Immortelle randonnée, de Jean-Christophe Rufin *

Rufin

 

Une œuvre d’art ne sert à rien. C’est un plaisir.

À mon retour de Compostelle, une amie m’a prêté le livre de Jean-Christophe Rufin. Arrivé à la moitié de ma lecture (et je n’irai pas plus loin), je m’interroge. À quoi sert ce livre ? Ce n’est pas un roman, ni une belle histoire, ni un essai sur un beau sujet. Ni un plaisir. C’est un récit de voyage. Raté.  Ou écrit pour lui-même, et l’éditeur s’est emmêlé les pinceaux et l’a publié tout de même parce que le nom de Rufin sur la couverture, vous comprenez, cela rapporte. Ce en quoi il ne s’est pas trompé parce que la multitude s’est jetée, à l’époque (2013), sur « le dernier Rufin », et inconditionnelle admiratrice, l’a inondé d’appréciations 5* comme si le bébé avait le quart de la moitié du niveau des romans du même auteur publiés jusqu’ici.

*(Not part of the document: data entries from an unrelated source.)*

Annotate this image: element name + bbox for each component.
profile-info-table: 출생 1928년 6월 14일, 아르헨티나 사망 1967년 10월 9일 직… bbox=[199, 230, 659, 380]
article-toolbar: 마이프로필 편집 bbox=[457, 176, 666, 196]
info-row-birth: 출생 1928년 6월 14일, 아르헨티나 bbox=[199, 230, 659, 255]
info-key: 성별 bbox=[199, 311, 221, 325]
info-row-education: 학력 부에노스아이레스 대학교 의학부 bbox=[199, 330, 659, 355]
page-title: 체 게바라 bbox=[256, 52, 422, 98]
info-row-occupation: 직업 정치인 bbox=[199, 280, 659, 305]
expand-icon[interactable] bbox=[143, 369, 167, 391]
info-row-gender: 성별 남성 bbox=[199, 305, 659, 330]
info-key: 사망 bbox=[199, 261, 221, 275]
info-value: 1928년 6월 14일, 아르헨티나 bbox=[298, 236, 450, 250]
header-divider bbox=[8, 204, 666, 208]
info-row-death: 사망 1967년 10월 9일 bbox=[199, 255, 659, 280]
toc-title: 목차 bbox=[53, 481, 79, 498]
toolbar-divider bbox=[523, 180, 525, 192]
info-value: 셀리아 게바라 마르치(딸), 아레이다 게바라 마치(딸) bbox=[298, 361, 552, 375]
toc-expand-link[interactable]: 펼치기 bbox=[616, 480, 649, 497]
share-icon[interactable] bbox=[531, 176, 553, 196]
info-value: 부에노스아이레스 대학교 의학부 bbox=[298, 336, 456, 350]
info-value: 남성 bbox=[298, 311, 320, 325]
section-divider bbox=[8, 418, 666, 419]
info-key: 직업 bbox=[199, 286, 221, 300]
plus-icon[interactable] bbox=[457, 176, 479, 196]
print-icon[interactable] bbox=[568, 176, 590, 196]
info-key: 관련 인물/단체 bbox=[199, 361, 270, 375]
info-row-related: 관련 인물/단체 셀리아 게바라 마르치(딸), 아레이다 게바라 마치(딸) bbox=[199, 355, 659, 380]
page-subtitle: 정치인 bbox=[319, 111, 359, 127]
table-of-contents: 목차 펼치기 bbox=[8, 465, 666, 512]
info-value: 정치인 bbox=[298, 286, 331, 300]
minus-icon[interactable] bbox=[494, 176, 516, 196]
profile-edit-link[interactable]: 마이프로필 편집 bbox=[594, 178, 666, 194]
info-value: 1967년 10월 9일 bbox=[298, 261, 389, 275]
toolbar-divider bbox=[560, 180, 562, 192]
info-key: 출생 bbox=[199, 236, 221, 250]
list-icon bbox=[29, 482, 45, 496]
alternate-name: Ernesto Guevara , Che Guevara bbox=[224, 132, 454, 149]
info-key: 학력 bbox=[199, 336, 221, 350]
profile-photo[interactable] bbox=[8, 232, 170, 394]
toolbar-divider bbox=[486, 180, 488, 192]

Qu’est-ce qu’un récit de voyage ? Aux siècles passés, c’était l’opportunité, pour tous ceux – la très grande majorité – qui n’avaient pas les moyens de sortir de leur trou, d’accéder à peu d’exotisme, de culture étrangère, de diversité, de rêve surtout. Le Chemin de Compostelle, c’est maintenant 300.000 marcheurs chaque année. Les guides pullulent, sur papier ou sur internet. De même que les récits de voyage, pour peu qu’on cherche un peu. Le récit de Rufin n’apporte aucune information nouvelle ni aucune information utile. Il n’a pas la prétention d’être un guide, heureusement. Mais il n’est pas non plus une belle peinture, comme un encouragement à se lancer dans l’aventure (ce que je souhaiterais à tout le monde de connaître) : il a mal aux pieds, il dort et mange n’importe où et avec le moins possible de contacts avec les autres, le spectacle des villes et de leurs misérables et interminables banlieues l’emmerde, la nature de la côte est défigurée par le béton, et en plus il pleut. Il avoue sa plus totale absence de préparation et ensuite donne des leçons sur ce que doit être « le vrai pèlerin », critiquant tous ceux qui ne font pas le Chemin comme lui… alors que comme l’indique très bien son titre, il « randonne » mais ne fait pas un pèlerinage, étant bien trop peu catholique pour ça. Oui le livre est bien écrit, parce que Rufin écrit bien. C’est donc très facile à lire. Et puis quoi ? Qu’est-ce qu’il y a dans ce « grand récit de voyage littéraire » pour justifier ne seraient-ce que 2* ? Rien.